The opening scene of Street Kings tells us exactly what the next two hours are going to be like. Keanu Reeves, a little bit gone to seed, wakes up grasping for his gun. He goes to the bathroom, pukes in the toilet, cleans his loaded handgun and steps out of his motel-ish apartment. We then realize it’s not morning — it’s sunset. Reeves, playing moral yet blindly violent cop, Tom Ludlow, buys exclusively airplane serving-sized vodka as his beverage of choice and drinks them in his pimped-out ride. For an L.A.P.D. bad boy, the work day has just begun.
Street Kings, the latest film based on a book by crime writer James Ellroy (who also gave us L.A. Confidential and The Black Dahlia), is gangsta rap and hip hop translated into the big screen; it revels in blood, vintage machine guns, colloquial racism, $100,000 cars and brief cameos by beautiful Latina women. However, it imports none of the MTV glitz and faux-glamour we see daily in hip-hop music videos — despite its picturesque portrayal of violence, Street Kings reads as credible and vicious. The women are a new sort of sexy (Martha Higareda is quiet and petite as Ludlow’s love interest) and the violence is always unashamedly bloody and fast-paced. The film staggers, reeling from gun fight to drug deal with a tangible intensity and never stops to rest.
In the film, Ludlow is the “tip of the spear” of a crime fighting unit under the command of the seemingly loyal Captain Jack Wander (Forrest Whitaker). When Ludlow is mistakenly implicated in his ex-partner’s death, he goes on a righteous man hunt to find the true killers. His crusade is less an attempt to assert his innocence — the corrupt LAPD is ready to “have his back” on all levels — but more of an illogical redemption mission after his inability to find justice in his wife’s death. The plot, of course, thickens, and suddenly Ludlow is dragged into the world where, as Forrest Whittaker somberly explains, “We’re all bad.” By the end of the film, after so many scenes of confused bloodshed, we choose to agree.
Though Street Kings is thematically null, it still wittily crafted. Yes, it is a brainless exposition on being gangsta no matter what your motivations (dead wife, lust for power, lust for guns, etc.); the film is successful, however, because it doesn’t try to be anything more than what it is and still defies our expectation — that it will resort to cliché. Ellroy’s precocious story line is partially to thank for Street Kings’ high entertainment value: We believe, through every scene, that we know what’s going on. Ellroy’s script, however, somehow manages to manipulate the tried-and-true cop movie formula. The dialogue and characters, in turn, subtly defy what is expected of them as per gangsta movie cliché.
For example: The drug dealer is irrationally good natured.
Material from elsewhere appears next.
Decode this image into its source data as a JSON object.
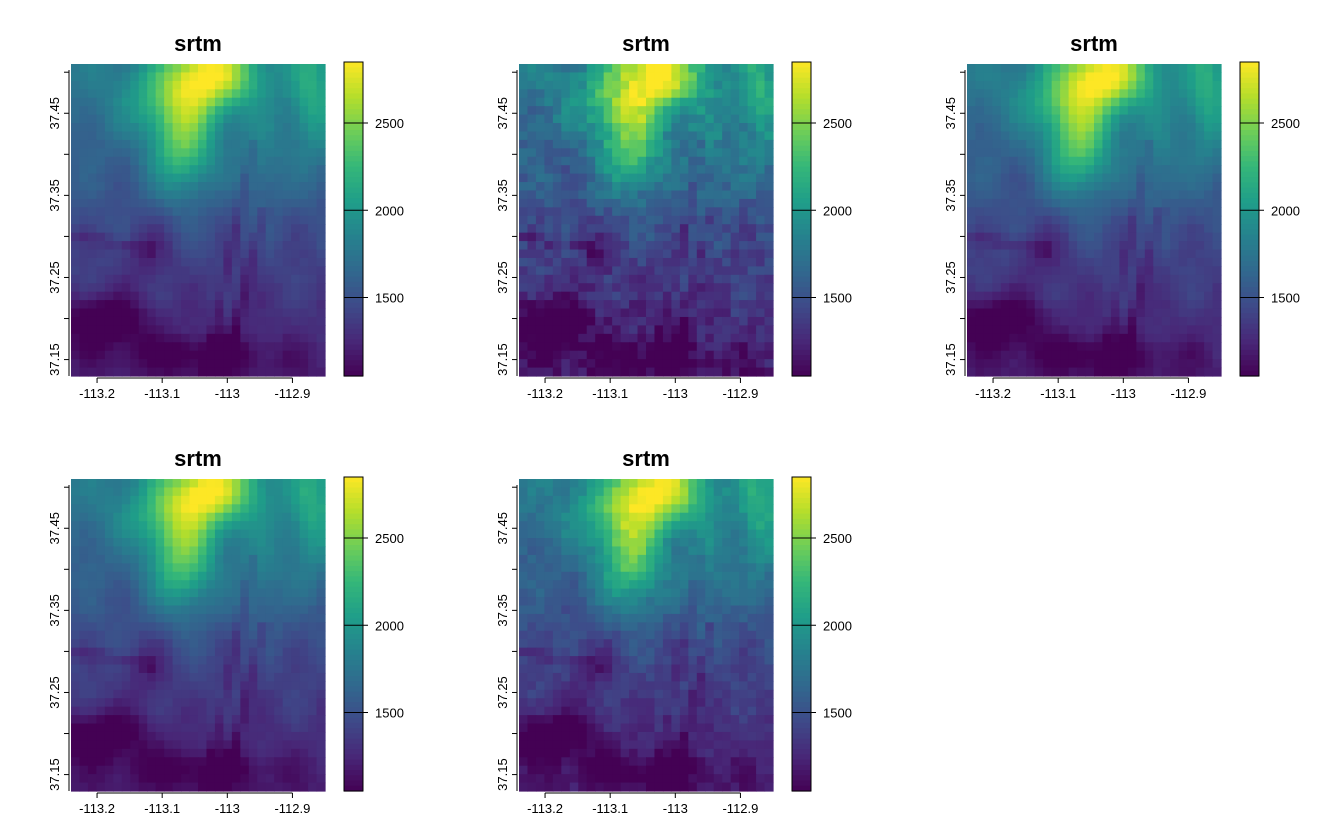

The girlfriend is not bootliciously hot, but enticingly graceful. British actor Hugh Laurie (best known as House M.D.) makes a surprising debut as the head of Internal Affairs. A potential informant, “Grill,” played in good humor by Bay Area rap star The Game, interrupts an assault at the hands of Detective Ludlow (and a phone book), by pointing out “you supposed to ask me a question first!” Ellroy knows the characters and our expectations of their roles; on top of defying our expectations, he’s able to inject a little bit of tongue-in-cheek.
To tell the muthafuckin’ truth (while hopefully managing to avoid getting hit repeatedly in the head by Detective Ludlow and his phone book), Street Kings is not a cinematic masterpiece. It is not genius or poignant and it is rarely innovative. It’s hard to pretend that we are watching for the scenes without drugs or violence — Reeves is rather lackluster, even around a sexy Martha Higareda. However, Street Kings somehow manages to keep us watching, flinching at the sight of bullet wounds and moldy corpses in trash bags. It is a breed of film spawned from the joint success of Grand Theft Auto and The Departed — watching it elicits the joy only possible through intensely crafted cinema, and allows us to pretend that we are part of a vicious, yet picturesque, world that we know cannot be entirely real.